# Diy Co2 ??



## Fozz (Mar 2, 2009)

Hi all. 

This is my first post so forgive me if this question has already been asked.

I would like to assemble a home made co2 generator (sugar and yeast concoction) and had a question about the diffuser. I see on youtube that people are making there own diffusers. Easy to build, but they seem redundent. Could I not just send the incoming co2 in the in inlet for my canister filter? That should mix the co2 with the water sufficienly shouldn't it. Are there any problems in doing this? I dont want to fill my take with gadgets if I dont have to.

Thanks,


----------



## susankat (Nov 15, 2008)

Yes you can, there is a lot of people that do it that way.


----------



## djrichie (May 15, 2008)

you could also put in into a power head..... my only concern with a yeast system is the pump pulling the mixuture out of the bottle and into the filter and into the tank.... which is deadly to you fish and tank... if this happens you will need to break down everything and clean it and start all over... just use caution. Also if you don't get a good seal arounf the hole that you make you filter could lose prime and if you not there run hot and melt down.... just use caution


----------



## Dmaaaaax (Nov 20, 2008)

If possible, I would suggest yeast pumped into an airstone under the intake of your canister filter. 

A few small tips for DiY that you don't see to much online:
1. Use a dechlorinator in the water, this will make the yeast happier and gives you a faster start at CO2.
2. Use luke warm water
3. Use some brown sugar for more bubbles/min


----------



## djrichie (May 15, 2008)

great tips Dmax.... I'll try the brown sugar in a reactor and tell you what happens....


----------



## Fozz (Mar 2, 2009)

That's great. Thanks for all your input.

I will be very careful about how I build the system. 

Is is trun that the DIY systems last about 2 weeks and then need to be refilled? Could you install two plastic bottles and reduce the co2 input with a valve to extend the systems life?


----------



## Dmaaaaax (Nov 20, 2008)

Fozz said:


> That's great. Thanks for all your input.
> 
> I will be very careful about how I build the system.
> 
> Is is trun that the DIY systems last about 2 weeks and then need to be refilled? Could you install two plastic bottles and reduce the co2 input with a valve to extend the systems life?


They last 2-3 weeks depending on the sugar, yeast, and size of the bottle. If you can use a larger juice bottle or 3L bottle (Sam's club). Two bottles will just give you more CO2, you can't really put a valve on it because you don't want too much pressure to build up in your bottle.  

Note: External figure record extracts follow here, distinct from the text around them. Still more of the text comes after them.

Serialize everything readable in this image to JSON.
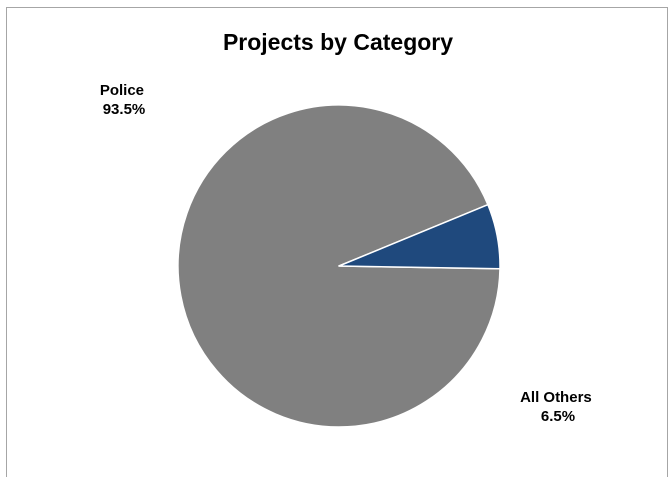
{
  "chart_data": {
    "type": "pie",
    "title": "Projects by Category",
    "slices": [
      {
        "label": "Police",
        "value": 93.5,
        "value_label": "93.5%",
        "color": "#808080"
      },
      {
        "label": "All Others",
        "value": 6.5,
        "value_label": "6.5%",
        "color": "#1f497d"
      }
    ],
    "legend": "none"
  }
}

Some people set up a second bottle when they notice the first one start to drop in bubble rate and hook it up to a 2-way valve. This way you can set 2 up that are offset by about 2 weeks and keep your rates up. You can shut off one and remove it, while having the other go full power.


----------



## Stellaluna (Jan 20, 2009)

Be sure and get CO2-resistant tubing - usually it is light green or light blue. It will last a whole lot longer. 

You could also use a ladder diffuser. Also get a one-way valve to put on the tubing so that tank water does not somehow siphon back into your yeast mixture.


----------



## aspects (Feb 22, 2009)

Fozz said:


> Could I not just send the incoming co2 in the in inlet for my canister filter? That should mix the co2 with the water sufficienly shouldn't it. Are there any problems in doing this? I dont want to fill my take with gadgets if I dont have to.

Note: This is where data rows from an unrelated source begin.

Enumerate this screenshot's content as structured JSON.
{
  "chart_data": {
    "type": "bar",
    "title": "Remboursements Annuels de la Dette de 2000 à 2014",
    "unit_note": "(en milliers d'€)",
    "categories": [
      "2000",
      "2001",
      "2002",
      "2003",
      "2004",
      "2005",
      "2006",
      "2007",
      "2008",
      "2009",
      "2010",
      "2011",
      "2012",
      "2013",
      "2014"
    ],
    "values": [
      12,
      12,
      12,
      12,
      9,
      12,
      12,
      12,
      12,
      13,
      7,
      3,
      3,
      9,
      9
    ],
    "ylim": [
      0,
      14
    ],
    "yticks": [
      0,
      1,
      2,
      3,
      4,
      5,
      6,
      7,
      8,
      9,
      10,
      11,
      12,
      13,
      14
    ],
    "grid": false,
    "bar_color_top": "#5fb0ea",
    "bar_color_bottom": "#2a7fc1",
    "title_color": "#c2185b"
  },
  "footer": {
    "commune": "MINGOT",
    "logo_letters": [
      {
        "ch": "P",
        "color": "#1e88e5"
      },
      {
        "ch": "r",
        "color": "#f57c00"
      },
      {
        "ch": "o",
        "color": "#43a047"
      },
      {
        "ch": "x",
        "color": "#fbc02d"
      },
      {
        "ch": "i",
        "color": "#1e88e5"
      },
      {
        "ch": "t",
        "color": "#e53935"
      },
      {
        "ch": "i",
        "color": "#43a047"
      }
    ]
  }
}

the problem with running it directly into the canister is that concentrated co2 can potentially break down the rubber and other pieces in the can over time. (impeller housing, seals, ect). it can be done, and people do it all the time, so its really your choice. i personally would not suggest taking the risk when making a diy diffuser or even a simple bubble dome, is so easy.


----------



## samfox (Jun 28, 2009)

If you check the internet some people have done this and recommend this, they even provide sketches on how to do this.


----------



## JIM (May 27, 2009)

Fozz said:


> Hi all.
> 
> This is my first post so forgive me if this question has already been asked.

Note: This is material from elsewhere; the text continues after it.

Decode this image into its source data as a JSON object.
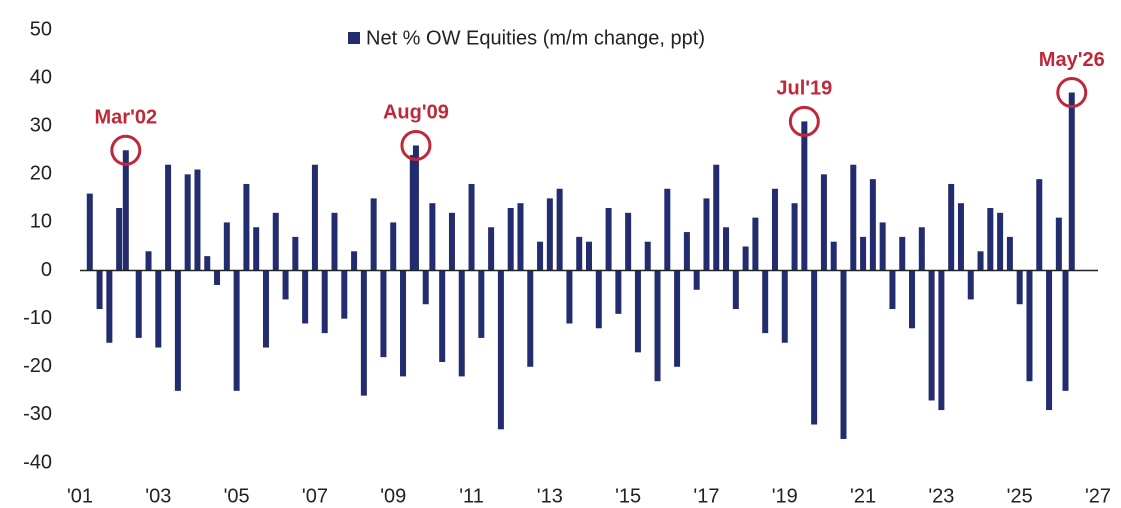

Hi Fozz  You dont have to feel uncomfortable about asking ANY questions here. If it has already been asked before it doesnt matter, whats important here is that YOU get the best answer in the shortest ammount of time, and as is usual, our fine membership jumped right on that. Welcome to the site and feel free to take part any time.


----------



## James0816 (Jun 19, 2009)

Absolutely run it into the canister. You will get better diffusion that way. If you want to run a diffuser right underneath the intake, that would provide for better diffusion as you get micro bubbles going in. But that is personal preference. Just put the end of the tube in the intake.

To make your DIY last longer, use the Jell-O method. This helps "limit" the amount of sugar the yeast has access to. As the Jell-O breaks down, more sugars are released. When you see it starting to fall off (drop checkers are very helpful for this), just pour the water and recharge with a fresh batch of yeast. I've had bottles last for well over a month.


----------